Trainer, author, and fitness model Kirk Charles, NASM-CPT CES, knows that as you get older, life can get more complicated. But that shouldn’t prevent you from being on top of your game. He’ll help to answer the tough training questions that come with age so you too can be Fit Beyond 40.
I often give my clients a daily challenge, which is simply to work on one exercise per day during the week (or sometimes an entire month). I’ve found it’s a simple way to build momentum in their overall progress and strengthen a muscle group for other exercises.
Recently, I featured an exercise called the V-sit halo, a movement I’ve been doing to strengthen my shoulders and work on joint mobility.
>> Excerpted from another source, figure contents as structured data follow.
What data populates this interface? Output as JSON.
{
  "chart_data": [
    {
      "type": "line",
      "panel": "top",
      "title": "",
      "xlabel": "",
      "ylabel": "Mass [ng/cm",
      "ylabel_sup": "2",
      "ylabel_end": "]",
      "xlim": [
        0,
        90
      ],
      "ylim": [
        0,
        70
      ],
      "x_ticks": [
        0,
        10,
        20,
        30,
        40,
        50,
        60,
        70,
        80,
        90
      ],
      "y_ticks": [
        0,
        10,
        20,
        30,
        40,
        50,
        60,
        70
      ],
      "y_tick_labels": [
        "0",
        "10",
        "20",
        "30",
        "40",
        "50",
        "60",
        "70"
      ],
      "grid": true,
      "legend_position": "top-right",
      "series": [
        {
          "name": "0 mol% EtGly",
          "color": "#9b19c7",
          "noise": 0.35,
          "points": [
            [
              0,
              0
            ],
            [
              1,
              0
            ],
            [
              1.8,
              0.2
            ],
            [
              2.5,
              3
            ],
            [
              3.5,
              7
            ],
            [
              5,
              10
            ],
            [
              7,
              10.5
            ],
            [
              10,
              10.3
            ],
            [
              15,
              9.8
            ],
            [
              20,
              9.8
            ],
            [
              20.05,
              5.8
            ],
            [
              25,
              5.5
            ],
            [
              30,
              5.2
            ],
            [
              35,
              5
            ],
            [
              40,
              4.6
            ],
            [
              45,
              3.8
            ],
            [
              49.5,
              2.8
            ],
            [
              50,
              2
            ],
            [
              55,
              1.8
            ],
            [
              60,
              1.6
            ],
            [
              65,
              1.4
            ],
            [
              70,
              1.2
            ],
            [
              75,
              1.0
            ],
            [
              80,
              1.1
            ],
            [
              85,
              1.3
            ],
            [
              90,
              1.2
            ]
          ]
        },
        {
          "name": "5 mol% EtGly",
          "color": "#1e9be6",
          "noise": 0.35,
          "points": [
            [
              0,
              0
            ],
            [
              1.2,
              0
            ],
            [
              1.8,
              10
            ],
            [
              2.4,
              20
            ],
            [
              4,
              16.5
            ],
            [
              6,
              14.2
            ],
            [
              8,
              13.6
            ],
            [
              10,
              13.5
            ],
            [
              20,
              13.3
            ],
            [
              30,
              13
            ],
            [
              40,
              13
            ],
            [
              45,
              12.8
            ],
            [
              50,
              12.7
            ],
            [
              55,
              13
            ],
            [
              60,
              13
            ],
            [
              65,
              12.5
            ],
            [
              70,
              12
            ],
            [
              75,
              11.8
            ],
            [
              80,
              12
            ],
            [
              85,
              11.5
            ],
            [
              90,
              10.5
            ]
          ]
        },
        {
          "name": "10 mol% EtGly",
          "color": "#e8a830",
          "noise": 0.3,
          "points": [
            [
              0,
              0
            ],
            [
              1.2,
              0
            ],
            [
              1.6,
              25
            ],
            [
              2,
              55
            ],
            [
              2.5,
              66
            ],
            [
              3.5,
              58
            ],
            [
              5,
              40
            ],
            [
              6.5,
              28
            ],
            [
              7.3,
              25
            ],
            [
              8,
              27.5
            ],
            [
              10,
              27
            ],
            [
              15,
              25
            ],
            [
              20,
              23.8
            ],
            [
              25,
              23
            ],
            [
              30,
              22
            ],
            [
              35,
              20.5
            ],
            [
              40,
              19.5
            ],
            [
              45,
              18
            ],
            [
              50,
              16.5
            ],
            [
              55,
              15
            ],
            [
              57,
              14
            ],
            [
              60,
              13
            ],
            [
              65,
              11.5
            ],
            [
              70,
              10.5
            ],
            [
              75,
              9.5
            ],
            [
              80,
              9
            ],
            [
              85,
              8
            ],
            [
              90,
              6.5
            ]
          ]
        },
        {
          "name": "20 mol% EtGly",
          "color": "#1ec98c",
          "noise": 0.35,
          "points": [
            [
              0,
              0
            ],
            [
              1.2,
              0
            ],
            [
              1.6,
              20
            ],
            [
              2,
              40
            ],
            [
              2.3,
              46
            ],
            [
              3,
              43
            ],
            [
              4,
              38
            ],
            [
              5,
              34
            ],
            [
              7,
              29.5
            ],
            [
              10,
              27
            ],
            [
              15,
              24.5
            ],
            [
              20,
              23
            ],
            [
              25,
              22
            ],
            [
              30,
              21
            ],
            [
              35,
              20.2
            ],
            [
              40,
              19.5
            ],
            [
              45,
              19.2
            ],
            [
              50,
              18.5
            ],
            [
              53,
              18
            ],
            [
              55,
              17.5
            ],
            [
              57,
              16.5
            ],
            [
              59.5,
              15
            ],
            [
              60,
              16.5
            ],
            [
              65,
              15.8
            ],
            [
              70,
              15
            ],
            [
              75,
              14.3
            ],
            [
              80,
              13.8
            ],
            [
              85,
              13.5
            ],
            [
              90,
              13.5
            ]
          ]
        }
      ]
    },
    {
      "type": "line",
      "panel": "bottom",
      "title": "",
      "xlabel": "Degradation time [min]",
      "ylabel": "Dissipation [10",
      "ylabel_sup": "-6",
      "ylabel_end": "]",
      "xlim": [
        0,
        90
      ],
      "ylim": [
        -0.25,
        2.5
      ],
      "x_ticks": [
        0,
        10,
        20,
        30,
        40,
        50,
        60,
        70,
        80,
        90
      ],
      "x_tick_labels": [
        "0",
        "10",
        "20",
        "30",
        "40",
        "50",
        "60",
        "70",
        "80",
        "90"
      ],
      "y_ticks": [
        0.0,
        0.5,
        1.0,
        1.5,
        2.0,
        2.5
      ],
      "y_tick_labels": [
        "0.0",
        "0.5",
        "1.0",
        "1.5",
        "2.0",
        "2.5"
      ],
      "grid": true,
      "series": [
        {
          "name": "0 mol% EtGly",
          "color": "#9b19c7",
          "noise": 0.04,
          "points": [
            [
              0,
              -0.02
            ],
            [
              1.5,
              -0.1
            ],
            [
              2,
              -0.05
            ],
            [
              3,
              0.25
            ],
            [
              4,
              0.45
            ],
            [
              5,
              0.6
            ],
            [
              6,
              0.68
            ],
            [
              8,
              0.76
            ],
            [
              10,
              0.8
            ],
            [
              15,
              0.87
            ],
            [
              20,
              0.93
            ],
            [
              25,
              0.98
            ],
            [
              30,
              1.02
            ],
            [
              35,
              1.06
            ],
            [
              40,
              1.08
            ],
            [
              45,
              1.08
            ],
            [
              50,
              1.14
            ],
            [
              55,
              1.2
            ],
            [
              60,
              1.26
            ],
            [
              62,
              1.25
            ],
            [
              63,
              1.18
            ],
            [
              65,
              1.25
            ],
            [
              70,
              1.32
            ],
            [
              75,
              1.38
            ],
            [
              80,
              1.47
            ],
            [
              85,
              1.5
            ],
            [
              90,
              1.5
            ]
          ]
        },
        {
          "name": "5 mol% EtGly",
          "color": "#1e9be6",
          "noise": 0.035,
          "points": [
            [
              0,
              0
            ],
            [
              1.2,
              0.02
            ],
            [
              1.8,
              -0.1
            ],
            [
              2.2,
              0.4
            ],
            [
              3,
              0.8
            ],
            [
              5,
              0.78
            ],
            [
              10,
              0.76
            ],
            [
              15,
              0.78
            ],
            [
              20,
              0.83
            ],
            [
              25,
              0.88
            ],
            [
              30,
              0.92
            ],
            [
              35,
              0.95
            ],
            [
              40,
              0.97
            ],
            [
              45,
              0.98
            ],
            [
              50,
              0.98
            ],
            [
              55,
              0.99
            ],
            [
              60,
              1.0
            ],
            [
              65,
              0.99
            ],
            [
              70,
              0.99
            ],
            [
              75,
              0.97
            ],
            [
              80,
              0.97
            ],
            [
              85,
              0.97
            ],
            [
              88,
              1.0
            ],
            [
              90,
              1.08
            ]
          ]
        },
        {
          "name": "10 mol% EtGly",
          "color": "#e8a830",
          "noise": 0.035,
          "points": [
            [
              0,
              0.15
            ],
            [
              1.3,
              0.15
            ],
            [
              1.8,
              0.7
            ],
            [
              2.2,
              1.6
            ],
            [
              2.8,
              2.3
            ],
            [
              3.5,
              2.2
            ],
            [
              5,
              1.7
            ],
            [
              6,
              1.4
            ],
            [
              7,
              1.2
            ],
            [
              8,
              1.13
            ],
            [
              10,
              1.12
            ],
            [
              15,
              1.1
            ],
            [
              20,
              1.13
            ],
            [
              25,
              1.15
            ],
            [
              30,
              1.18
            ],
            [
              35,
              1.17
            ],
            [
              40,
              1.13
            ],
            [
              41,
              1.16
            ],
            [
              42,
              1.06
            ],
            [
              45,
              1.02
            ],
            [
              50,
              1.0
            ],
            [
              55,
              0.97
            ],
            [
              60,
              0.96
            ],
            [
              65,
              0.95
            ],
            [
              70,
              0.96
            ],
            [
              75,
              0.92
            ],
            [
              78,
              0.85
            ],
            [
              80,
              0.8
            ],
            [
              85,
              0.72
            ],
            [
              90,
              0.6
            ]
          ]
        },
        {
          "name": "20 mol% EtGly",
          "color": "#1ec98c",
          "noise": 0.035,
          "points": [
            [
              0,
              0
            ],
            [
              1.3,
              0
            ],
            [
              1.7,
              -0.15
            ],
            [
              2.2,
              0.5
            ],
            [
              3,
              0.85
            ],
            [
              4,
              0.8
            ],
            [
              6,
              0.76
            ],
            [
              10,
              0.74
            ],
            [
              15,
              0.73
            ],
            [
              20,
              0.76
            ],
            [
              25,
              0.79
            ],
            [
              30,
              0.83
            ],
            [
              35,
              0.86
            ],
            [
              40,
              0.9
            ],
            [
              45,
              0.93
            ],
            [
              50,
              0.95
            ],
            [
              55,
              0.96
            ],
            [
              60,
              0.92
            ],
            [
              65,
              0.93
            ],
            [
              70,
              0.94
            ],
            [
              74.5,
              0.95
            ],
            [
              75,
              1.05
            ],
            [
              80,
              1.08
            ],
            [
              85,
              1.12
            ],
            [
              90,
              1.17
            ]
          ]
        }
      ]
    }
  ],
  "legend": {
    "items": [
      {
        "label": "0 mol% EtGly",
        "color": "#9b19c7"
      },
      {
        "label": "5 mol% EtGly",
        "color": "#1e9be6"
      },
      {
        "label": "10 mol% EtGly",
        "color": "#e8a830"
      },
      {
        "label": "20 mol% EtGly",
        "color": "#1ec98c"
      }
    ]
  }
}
But that’s not all—the V-Sit position pushes me to work my core also, something I always need more as I’m getting older. Keeping your core engaged prevents extraneous torso movement, which takes away from the whole point of the exercise of moving the weight through your shoulders.
To get started, grab a light kettlebell (you may use a dumbbell) and grab it by the horns (with the weight upside down). Sit on the floor with your legs fully extended and your back straight up. Hold the kettlebell in front of your face and raise your legs off the floor a few inches off the floor.
From that position, perform a halo by raising the weight and circling your head. Attempt to keep the implement low, below the level of your head, and as close to your head as you can. When you finish the circle one way, then do it the opposite way.
When you do a halo, your shoulder mobility is being tested as you move the kettlebell through the full range of motion. Make sure you focus on form there—but don’t slack on the other aspect of the move. I find the more challenging aspect for my clients (and myself) is the V-sit position. To maintain good posture with your feet off the ground, you must fight for core and spinal stability. The goal is to keep your spine and legs from shifting to maintain your balance, which can be very challenging as you move the kettlebell around your head and your weight shifts from side to side.
Another challenge with the V-sit halo is to keep your knees fully extended as your feet are elevated off the floor. You might also fight the impulse to lean back excessively to keep your legs elevated. To compensate, you can bend your knees to maintain the V-sit, but fight to keep your back straight and your core tight.
The V-sit halo has presented a challenge for some of my older clients, but it’s worth the effort. If you want to develop shoulder mobility and core strength, this may be the perfect exercise for you. To start, try this with a light weight as you work on perfecting the V-sit position with your abs engaged and fully extended knees. Begin with five alternating halos. As you get better, increase the weight and reps.